Illinois-based Americana trio The Deep Hollow's new single "Carry Me Home" adds new lyrical depth to a familiar story. Members Micah Walk, Elizabeth Eckert and Dave Littrell consider a familiar conundrum: some artists must leave their small town to grow creatively and commercially, but the best songs come from a lingering love of a simpler home-town existence.
"This song is about taking a leap of faith and knowing that at the end of the day, if things don't go your way, you can always come back home," Eckert says. "It's about taking chances so you won't look back and have any regrets."
Lyrical inspiration hit Eckert suddenly while she was out exercising. "Micah had sent me a voice memo of a guitar part he had written, and it sort of just fell out," she adds. "I was basically sprinting home so that I could make sure I didn't forget any of the lyrics!"
The new song teases the fuller sound captured on forthcoming album Weary Traveler, out Oct. 26. Instead of resting on the laurels of its self-titled 2016 debut album, featuring American Songwriter Magazine's 30th Anniversary Song Contest winner "Devil," the trio saw a new release as a chance to further flesh out their storytelling chops and musical accompaniment.
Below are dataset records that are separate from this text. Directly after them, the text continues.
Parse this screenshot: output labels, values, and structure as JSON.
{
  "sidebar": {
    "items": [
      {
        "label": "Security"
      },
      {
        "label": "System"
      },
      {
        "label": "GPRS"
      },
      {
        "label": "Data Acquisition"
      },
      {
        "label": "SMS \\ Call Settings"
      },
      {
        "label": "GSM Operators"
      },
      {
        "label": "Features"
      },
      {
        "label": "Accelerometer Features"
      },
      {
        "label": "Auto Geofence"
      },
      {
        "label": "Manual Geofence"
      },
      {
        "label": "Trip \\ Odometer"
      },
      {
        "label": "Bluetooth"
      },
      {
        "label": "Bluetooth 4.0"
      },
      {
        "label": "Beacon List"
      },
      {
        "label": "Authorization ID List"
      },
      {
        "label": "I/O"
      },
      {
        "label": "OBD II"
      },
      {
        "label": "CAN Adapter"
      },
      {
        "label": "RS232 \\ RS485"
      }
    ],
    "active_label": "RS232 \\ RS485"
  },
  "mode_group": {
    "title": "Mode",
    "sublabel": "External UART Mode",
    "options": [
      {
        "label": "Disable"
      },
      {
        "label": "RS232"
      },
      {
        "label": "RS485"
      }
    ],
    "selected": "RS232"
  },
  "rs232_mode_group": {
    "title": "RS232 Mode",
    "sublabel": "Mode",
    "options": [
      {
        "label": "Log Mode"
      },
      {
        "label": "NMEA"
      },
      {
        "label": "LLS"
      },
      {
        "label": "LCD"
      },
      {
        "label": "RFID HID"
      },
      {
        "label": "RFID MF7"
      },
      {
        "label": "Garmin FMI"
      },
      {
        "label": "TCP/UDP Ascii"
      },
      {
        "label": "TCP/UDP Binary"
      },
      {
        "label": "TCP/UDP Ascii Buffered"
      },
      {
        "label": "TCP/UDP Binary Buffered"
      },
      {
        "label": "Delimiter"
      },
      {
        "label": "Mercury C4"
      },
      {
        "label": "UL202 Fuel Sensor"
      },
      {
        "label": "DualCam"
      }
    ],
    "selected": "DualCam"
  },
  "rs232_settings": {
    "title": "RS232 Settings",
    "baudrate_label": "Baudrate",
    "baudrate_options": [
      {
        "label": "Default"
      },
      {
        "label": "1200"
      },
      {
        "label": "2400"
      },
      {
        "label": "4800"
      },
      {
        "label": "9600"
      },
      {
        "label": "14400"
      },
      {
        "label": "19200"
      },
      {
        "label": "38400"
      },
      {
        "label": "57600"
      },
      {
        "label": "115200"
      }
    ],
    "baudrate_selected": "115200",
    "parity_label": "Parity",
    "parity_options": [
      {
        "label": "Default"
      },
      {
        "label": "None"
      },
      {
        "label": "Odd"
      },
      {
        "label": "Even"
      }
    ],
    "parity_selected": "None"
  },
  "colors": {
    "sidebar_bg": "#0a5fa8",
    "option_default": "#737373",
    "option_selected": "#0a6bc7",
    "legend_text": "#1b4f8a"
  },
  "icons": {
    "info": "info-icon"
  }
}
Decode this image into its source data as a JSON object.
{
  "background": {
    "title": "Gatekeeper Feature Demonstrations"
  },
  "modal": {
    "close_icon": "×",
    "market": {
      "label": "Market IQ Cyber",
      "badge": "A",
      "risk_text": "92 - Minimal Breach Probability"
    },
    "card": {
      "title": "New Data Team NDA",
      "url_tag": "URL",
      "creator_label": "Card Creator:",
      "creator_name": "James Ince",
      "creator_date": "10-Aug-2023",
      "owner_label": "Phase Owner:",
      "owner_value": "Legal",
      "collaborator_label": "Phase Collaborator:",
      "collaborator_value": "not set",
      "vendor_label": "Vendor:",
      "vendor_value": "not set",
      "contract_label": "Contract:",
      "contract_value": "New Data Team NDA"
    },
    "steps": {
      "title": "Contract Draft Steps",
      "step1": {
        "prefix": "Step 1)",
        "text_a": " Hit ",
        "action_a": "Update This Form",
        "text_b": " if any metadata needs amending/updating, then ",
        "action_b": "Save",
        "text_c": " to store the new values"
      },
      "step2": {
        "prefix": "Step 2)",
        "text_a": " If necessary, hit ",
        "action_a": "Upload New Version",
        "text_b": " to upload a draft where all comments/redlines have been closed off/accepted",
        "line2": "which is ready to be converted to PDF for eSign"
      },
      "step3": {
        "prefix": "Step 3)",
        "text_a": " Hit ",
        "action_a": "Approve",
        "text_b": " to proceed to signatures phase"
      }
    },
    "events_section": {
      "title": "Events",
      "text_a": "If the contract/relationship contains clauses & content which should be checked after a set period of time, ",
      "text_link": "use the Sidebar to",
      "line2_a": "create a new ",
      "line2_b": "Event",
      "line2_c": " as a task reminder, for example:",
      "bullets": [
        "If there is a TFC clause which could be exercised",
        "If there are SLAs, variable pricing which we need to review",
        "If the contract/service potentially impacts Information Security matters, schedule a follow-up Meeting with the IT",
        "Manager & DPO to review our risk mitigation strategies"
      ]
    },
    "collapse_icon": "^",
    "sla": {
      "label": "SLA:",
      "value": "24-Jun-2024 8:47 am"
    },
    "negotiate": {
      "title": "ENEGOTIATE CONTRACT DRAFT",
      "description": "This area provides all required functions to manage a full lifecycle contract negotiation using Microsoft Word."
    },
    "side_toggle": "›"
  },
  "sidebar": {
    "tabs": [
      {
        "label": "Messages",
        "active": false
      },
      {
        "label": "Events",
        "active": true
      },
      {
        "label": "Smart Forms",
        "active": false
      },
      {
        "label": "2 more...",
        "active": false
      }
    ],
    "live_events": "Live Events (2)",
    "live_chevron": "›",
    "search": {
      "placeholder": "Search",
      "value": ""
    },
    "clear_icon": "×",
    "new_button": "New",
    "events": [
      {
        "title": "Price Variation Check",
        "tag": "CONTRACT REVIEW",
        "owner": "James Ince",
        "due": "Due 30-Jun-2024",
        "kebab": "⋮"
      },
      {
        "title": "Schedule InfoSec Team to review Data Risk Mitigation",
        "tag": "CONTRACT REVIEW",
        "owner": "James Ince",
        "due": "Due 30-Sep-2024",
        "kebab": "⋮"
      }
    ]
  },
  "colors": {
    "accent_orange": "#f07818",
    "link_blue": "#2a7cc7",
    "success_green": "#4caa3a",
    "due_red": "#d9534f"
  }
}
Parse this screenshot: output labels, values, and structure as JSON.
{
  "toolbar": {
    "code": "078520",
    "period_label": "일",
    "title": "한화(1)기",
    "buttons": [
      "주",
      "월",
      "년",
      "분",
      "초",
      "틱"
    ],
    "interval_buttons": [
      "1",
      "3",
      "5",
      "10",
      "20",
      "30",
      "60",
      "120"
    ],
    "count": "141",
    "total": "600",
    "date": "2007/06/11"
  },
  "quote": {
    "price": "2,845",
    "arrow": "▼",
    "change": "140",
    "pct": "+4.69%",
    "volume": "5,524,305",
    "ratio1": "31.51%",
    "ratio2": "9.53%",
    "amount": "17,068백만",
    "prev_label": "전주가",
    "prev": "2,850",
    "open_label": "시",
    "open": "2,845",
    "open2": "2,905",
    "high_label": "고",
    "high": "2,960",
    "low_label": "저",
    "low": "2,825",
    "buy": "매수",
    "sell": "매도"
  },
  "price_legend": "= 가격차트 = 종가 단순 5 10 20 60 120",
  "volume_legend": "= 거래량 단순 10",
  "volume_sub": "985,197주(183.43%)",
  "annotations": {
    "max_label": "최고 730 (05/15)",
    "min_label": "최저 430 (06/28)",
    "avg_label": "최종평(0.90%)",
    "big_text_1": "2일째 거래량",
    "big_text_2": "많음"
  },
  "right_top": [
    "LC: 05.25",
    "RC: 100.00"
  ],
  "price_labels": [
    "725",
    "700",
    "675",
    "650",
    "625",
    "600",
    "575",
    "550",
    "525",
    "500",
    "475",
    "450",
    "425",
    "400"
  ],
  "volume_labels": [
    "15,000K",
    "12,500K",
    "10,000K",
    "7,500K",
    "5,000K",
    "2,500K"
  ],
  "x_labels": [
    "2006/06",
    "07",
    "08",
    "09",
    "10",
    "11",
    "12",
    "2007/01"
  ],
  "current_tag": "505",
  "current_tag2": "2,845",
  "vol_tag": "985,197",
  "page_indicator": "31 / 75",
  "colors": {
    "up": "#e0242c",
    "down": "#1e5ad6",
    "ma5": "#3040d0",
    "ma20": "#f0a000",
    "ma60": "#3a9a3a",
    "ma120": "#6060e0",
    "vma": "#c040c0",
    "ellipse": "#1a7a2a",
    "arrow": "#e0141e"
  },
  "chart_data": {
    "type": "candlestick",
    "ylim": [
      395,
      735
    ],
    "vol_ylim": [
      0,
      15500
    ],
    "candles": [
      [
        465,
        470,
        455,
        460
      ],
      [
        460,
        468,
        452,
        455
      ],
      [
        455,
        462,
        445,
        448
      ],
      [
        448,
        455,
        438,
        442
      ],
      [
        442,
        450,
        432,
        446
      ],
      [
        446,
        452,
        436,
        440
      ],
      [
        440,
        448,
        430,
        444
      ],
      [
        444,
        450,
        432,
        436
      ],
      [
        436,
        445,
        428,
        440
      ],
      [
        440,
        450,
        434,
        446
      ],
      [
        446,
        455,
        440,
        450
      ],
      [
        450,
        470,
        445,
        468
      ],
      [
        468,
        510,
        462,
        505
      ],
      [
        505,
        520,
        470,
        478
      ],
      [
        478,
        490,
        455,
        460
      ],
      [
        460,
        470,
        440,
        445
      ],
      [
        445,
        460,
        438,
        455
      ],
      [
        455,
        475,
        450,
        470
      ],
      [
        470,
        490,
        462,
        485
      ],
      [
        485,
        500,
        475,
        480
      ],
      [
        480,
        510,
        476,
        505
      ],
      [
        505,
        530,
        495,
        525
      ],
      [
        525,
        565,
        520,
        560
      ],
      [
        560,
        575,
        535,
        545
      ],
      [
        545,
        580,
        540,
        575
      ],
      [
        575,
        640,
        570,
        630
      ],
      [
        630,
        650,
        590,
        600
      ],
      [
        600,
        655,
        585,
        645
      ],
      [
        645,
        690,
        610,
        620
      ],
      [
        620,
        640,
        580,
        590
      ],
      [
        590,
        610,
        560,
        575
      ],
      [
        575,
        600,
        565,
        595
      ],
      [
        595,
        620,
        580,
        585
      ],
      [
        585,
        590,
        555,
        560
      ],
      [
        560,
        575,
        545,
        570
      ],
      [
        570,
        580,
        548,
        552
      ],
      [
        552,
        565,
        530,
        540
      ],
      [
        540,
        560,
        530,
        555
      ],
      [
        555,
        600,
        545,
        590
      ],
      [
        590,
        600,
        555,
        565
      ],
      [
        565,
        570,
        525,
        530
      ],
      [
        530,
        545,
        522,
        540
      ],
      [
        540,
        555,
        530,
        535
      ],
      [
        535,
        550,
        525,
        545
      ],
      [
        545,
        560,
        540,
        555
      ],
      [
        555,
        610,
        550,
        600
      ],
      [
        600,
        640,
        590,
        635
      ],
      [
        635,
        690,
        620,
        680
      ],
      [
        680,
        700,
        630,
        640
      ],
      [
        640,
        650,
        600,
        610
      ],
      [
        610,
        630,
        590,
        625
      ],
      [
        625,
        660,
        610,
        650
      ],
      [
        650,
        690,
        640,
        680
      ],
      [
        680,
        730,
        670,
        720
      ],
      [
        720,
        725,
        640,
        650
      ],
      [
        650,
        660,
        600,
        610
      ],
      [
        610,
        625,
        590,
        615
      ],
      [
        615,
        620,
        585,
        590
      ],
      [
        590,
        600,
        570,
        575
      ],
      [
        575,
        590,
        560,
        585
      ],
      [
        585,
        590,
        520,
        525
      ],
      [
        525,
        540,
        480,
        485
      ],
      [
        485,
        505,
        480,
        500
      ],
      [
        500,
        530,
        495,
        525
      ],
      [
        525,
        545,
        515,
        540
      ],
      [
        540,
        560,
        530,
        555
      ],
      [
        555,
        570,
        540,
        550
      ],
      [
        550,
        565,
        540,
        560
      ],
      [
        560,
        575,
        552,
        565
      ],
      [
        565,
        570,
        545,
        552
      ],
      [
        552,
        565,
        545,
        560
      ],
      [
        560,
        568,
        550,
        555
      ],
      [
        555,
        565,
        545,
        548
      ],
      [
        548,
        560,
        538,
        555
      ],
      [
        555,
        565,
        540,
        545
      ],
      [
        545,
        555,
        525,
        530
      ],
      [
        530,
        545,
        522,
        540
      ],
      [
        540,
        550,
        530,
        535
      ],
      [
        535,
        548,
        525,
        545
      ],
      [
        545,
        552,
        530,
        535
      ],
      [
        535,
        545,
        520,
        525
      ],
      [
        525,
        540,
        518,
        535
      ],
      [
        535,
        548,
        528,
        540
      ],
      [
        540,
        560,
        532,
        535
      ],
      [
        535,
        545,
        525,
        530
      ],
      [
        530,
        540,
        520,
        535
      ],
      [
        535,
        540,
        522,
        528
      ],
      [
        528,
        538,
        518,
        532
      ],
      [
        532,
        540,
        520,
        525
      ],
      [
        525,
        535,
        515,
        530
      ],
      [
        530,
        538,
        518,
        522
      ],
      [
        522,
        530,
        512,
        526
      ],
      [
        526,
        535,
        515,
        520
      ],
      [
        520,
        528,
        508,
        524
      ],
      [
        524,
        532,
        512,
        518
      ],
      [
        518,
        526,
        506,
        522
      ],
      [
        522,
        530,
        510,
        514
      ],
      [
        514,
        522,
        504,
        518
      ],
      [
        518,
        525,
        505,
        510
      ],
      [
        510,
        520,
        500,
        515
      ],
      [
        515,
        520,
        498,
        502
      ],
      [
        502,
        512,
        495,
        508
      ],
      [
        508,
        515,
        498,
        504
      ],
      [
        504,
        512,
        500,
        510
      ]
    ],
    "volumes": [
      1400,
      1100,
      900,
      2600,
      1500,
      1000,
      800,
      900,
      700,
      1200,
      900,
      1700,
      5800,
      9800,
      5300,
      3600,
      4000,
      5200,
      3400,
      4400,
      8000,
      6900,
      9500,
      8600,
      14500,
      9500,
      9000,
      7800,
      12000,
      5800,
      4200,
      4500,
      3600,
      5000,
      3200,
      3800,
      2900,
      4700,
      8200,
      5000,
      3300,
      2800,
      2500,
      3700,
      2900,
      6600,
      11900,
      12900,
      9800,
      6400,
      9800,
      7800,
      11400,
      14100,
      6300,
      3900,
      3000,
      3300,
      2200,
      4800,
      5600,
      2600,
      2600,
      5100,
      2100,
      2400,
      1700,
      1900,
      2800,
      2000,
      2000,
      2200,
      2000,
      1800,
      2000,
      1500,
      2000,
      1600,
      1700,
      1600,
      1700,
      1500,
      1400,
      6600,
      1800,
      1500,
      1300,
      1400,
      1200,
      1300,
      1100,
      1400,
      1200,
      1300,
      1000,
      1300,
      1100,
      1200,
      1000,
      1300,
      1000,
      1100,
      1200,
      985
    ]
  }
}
To realize their ambitions, they brought in producer Gary Gordon (Montgomery Gentry, David Davis & the Warrior River Boys).
With its three-part harmonies sounding richer, "Carry Me Home" might just crush it in some other songwriting contest. The band tells its own small-town stories and speak for strangers throughout an album that also features the politically-charged story about homelessness titled "Freedom Street" and a tale about suicide called "Anna's Gone."
The Springfield trio shines brightest, though, when dealing with small-town folks' balancing of rural alienation and down-home comfort. Anyone who's ever blamed their own limitations on geography, only to find new struggles in an urban setting, will begrudgingly relate to their newest single.